Chromosomal instability (CIN) is a phenomenon characterised by rapid changes in the number and structure of chromosomes during cell division. It is very common in solid tumours and is linked to the aggressive spread of cancer, that is to say, metastasis. Given that metastasis causes 90% of cancer-related deaths, it Is vital to unravel the details of this process. Besides the well known role of CIN in facilitating genomic evolution of cancer cells (through the gain of oncogene-carrying chromosomes and loss of tumor-suppressor carrying chromosomes), CIN has been shown in recent years to promote cancer metastasis through three pathways that occur as a secondary effect: on the one hand, aneuploidy (or irregular number of chromosomes in a cell, which causes cellular stress), on the other hand, the formation of micronuclei (and the inflammatory process they trigger) and, finally, DNA damage. The laboratory led by Marco Milan at IRB Barcelona has been using Drosophila as model system to study the role of CIN in cancer and metastasis for many years. In previous studies the team explored the effects of aneuploidy on this process. In the present work in 2023, they describe the third axis of action, namely the influence of DNA damage on the invasiveness of cancer cells.

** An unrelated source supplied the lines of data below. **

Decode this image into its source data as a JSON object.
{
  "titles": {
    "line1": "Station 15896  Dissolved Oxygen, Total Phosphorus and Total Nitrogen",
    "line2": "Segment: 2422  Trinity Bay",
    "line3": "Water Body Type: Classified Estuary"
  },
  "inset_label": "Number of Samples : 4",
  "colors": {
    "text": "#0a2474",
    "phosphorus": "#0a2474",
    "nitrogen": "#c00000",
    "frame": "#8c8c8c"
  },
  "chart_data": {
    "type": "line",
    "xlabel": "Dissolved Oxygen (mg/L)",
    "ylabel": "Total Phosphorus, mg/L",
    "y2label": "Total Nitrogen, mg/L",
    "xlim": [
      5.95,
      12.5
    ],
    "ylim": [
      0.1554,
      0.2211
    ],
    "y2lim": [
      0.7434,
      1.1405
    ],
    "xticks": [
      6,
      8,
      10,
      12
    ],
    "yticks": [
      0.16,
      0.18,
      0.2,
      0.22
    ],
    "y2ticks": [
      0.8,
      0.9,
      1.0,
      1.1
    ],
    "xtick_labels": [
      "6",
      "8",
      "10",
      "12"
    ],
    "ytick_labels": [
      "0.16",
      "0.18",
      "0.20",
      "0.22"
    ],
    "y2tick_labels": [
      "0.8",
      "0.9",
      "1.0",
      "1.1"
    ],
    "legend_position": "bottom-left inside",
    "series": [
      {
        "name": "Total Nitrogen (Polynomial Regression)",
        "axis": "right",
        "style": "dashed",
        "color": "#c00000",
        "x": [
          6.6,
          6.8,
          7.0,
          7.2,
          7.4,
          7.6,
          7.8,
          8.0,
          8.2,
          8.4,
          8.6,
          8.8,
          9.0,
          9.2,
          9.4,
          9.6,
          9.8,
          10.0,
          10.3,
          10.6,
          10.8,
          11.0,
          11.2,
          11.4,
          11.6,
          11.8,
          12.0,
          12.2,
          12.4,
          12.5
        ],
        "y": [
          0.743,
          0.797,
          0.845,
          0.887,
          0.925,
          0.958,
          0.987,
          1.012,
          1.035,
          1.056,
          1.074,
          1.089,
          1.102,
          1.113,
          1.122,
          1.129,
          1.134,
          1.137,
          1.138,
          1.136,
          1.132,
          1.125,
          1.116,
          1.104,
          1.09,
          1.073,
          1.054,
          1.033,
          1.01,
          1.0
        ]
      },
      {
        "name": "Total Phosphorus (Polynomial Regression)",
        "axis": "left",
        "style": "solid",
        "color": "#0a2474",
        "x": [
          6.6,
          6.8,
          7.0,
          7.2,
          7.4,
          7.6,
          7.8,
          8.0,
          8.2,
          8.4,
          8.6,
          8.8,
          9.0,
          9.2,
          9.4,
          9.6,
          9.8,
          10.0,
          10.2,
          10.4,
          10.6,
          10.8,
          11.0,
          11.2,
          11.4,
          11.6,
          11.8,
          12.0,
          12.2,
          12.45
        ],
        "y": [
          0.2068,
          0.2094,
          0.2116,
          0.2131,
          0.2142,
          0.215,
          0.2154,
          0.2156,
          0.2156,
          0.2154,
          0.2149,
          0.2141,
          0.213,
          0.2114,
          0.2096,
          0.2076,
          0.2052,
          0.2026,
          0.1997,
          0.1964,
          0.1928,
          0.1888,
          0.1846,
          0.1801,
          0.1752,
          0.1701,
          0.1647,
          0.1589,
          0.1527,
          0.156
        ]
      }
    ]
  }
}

CIN can trigger DNA damage in three ways. First, the irregular segregation of chromosomes can cause a break in the DNA chain. Second, the imbalance in the number of chromosomes disrupts the cellular machinery, resulting in cellular stress during DNA replication. Third, as the researchers describe in this work, aneuploidy also stimulates the JAK/STAT signaling pathway, which in turn activates caspases and causes DNA damage. When functioning properly, caspases drive DNA damage, leading the cell to collapse and disintegrate. However, the researchers have now detailed how lower levels of caspase activity promote DNA damage. This work presents evidence that the these three sources of DNA damage promote invasiveness.